Quinn once spent a year trying to paint on canvas "but it wouldn't register the subtleties of line and mark-making that I'm interested in."
In his studio, listening to Bach's St Matthew Passion or Lankum's new album, Quinn concentrates "on things like the thickness of the tip of the pencil, whether it needs sharpening, the amount of pressure I'm applying, how I will break the line; concentration becomes a form of meditation."
One collector keeps Quinn's artworks in felt envelopes that he takes out of a drawer occasionally to look at. The luxurious Hotel de Crillon, in Paris, has a major work of his.
"Once it leaves the studio it has a life of its own and I hope that it adds something worthwhile to the lives of others."

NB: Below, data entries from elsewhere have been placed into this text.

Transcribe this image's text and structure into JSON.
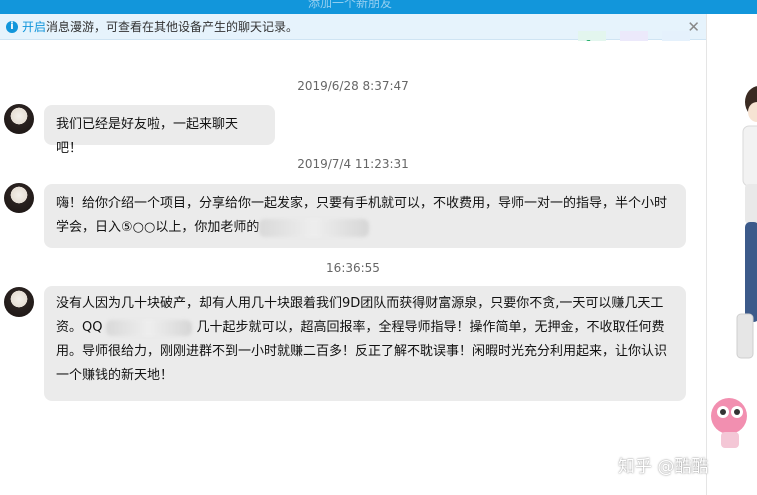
{
  "window": {
    "title": "添加一个新朋友"
  },
  "notice": {
    "link_text": "开启",
    "text": "消息漫游，可查看在其他设备产生的聊天记录。",
    "close_label": "✕"
  },
  "actions": {
    "phone_icon": "phone-icon",
    "video_icon": "video-icon",
    "more_icon": "more-icon"
  },
  "messages": [
    {
      "timestamp": "2019/6/28 8:37:47",
      "text": "我们已经是好友啦，一起来聊天吧！"
    },
    {
      "timestamp": "2019/7/4 11:23:31",
      "line1": "嗨！给你介绍一个项目，分享给你一起发家，只要有手机就可以，不收费用，导师一对一的指导，半个小时",
      "line2": "学会，日入⑤○○以上，你加老师的"
    },
    {
      "timestamp": "16:36:55",
      "line1": "没有人因为几十块破产，却有人用几十块跟着我们9D团队而获得财富源泉，只要你不贪,一天可以赚几天工",
      "line2_pre": "资。QQ",
      "line2_post": "几十起步就可以，超高回报率，全程导师指导！操作简单，无押金，不收取任何费",
      "line3": "用。导师很给力，刚刚进群不到一小时就赚二百多！反正了解不耽误事！闲暇时光充分利用起来，让你认识",
      "line4": "一个赚钱的新天地！"
    }
  ],
  "watermark": "知乎 @酷酷",
  "colors": {
    "accent": "#1296db",
    "bubble": "#ebebeb",
    "notice_bg": "#e6f3fc"
  }
}
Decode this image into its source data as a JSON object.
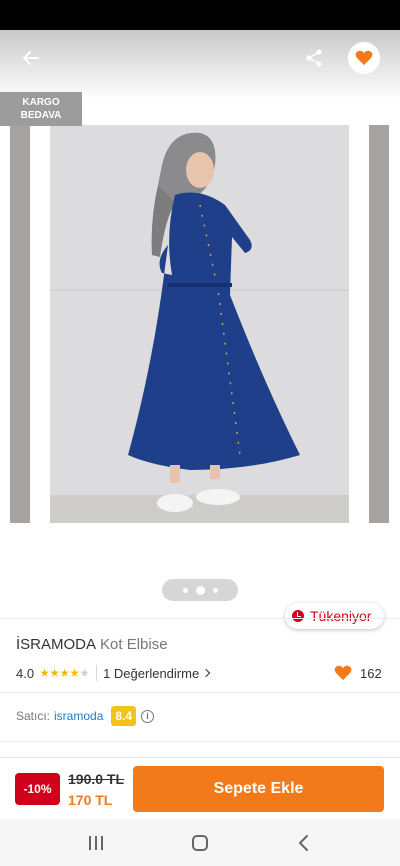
{
  "colors": {
    "accent": "#f27a1a",
    "discount": "#d0021b",
    "seller_score": "#f0c419",
    "link": "#2a7ac0"
  },
  "gallery": {
    "badge_line1": "KARGO",
    "badge_line2": "BEDAVA",
    "stock_label": "Tükeniyor",
    "pages": 3,
    "active_page": 2
  },
  "product": {
    "brand": "İSRAMODA",
    "name": "Kot Elbise",
    "rating": "4.0",
    "rating_stars": 4,
    "reviews_label": "1 Değerlendirme",
    "favorites": "162"
  },
  "seller": {
    "label": "Satıcı:",
    "name": "isramoda",
    "score": "8.4"
  },
  "purchase": {
    "discount": "-10%",
    "old_price": "190.0 TL",
    "new_price": "170 TL",
    "add_to_cart": "Sepete Ekle"
  },
  "icons": [
    "back-arrow-icon",
    "share-icon",
    "heart-icon",
    "clock-icon",
    "star-icon",
    "chevron-right-icon",
    "info-icon",
    "recents-icon",
    "home-icon",
    "back-icon"
  ]
}
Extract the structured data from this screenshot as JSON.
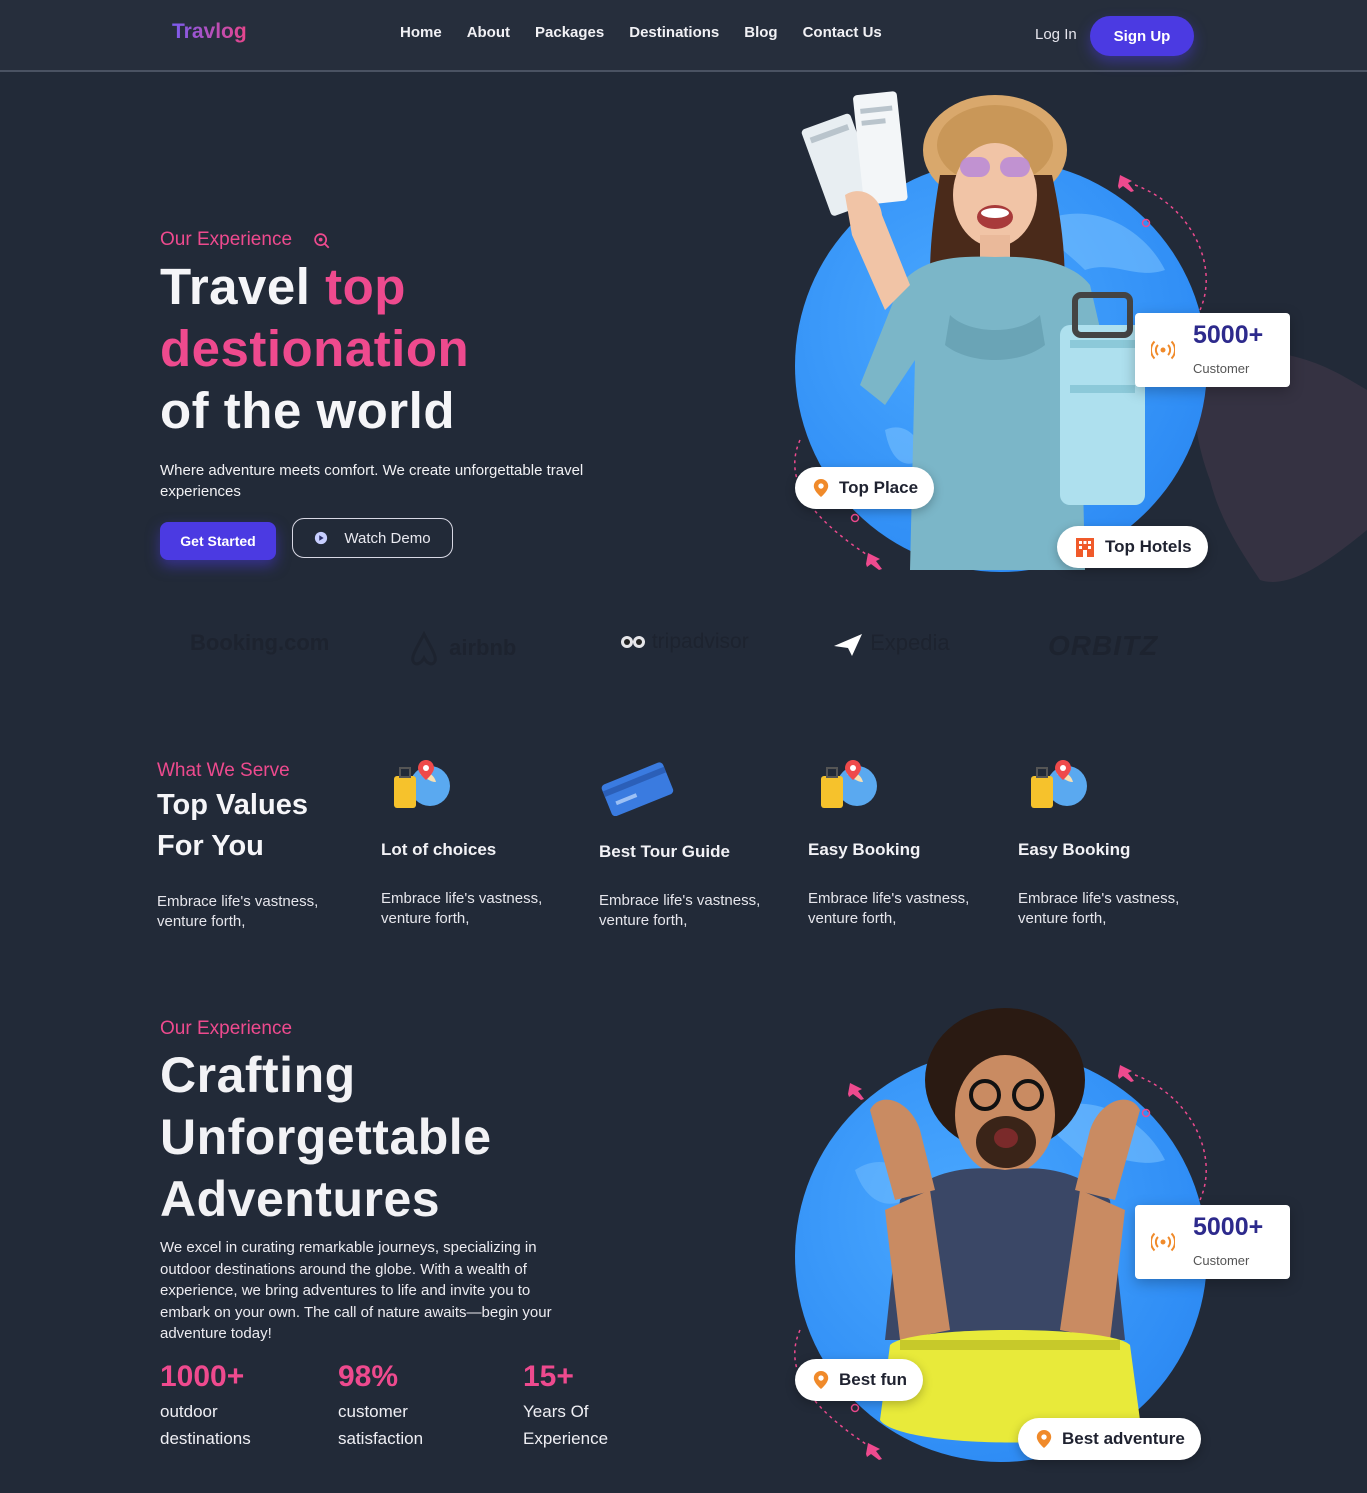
{
  "nav": {
    "logo": "Travlog",
    "links": [
      "Home",
      "About",
      "Packages",
      "Destinations",
      "Blog",
      "Contact Us"
    ],
    "login": "Log In",
    "signup": "Sign Up"
  },
  "hero": {
    "eyebrow": "Our Experience",
    "title_part1": "Travel ",
    "title_part2": "top",
    "title_part3": "destionation",
    "title_part4": "of the world",
    "description": "Where adventure meets comfort. We create unforgettable travel experiences",
    "cta_primary": "Get Started",
    "cta_secondary": "Watch Demo",
    "stat_value": "5000+",
    "stat_label": "Customer",
    "pill_top_place": "Top Place",
    "pill_top_hotels": "Top Hotels"
  },
  "partners": [
    "Booking.com",
    "airbnb",
    "tripadvisor",
    "Expedia",
    "ORBITZ"
  ],
  "serve": {
    "eyebrow": "What We Serve",
    "title": "Top Values For You",
    "description": "Embrace life's vastness, venture forth,",
    "features": [
      {
        "title": "Lot of choices",
        "description": "Embrace life's vastness, venture forth,",
        "icon": "luggage-globe-icon"
      },
      {
        "title": "Best Tour Guide",
        "description": "Embrace life's vastness, venture forth,",
        "icon": "credit-card-icon"
      },
      {
        "title": "Easy Booking",
        "description": "Embrace life's vastness, venture forth,",
        "icon": "luggage-globe-icon"
      },
      {
        "title": "Easy Booking",
        "description": "Embrace life's vastness, venture forth,",
        "icon": "luggage-globe-icon"
      }
    ]
  },
  "experience": {
    "eyebrow": "Our Experience",
    "title": "Crafting Unforgettable Adventures",
    "description": "We excel in curating remarkable journeys, specializing in outdoor destinations around the globe. With a wealth of experience, we bring adventures to life and invite you to embark on your own. The call of nature awaits—begin your adventure today!",
    "metrics": [
      {
        "value": "1000+",
        "label": "outdoor destinations"
      },
      {
        "value": "98%",
        "label": "customer satisfaction"
      },
      {
        "value": "15+",
        "label": "Years Of Experience"
      }
    ],
    "stat_value": "5000+",
    "stat_label": "Customer",
    "pill_best_fun": "Best fun",
    "pill_best_adventure": "Best adventure"
  },
  "colors": {
    "background": "#222a38",
    "accent_pink": "#ee4a8e",
    "accent_purple": "#4b3ae2",
    "globe_blue": "#2f8df5"
  }
}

The top right panel contains a typewriter's repeated full-stop; others are shaded, divided, He's constantly surprised by how a work turns out.
His work is still, calm, deep, quiet. Is he? "Yes, when I'm working; when I'm watching the Dubs or my son's football team - no."
For Quinn, undersong is a beautiful word. "I like the sound of it, the visual, the shape of it. Wittgenstein said that 'uttering a word is like striking a note on the keyboard of the imagination'." No shouting here. Tomnafinnoge strikes eight notes. A hushed octet.
undersong at Taylor Galleries, until December 2. Artist Talk on Thursday, November 23 at 1pm.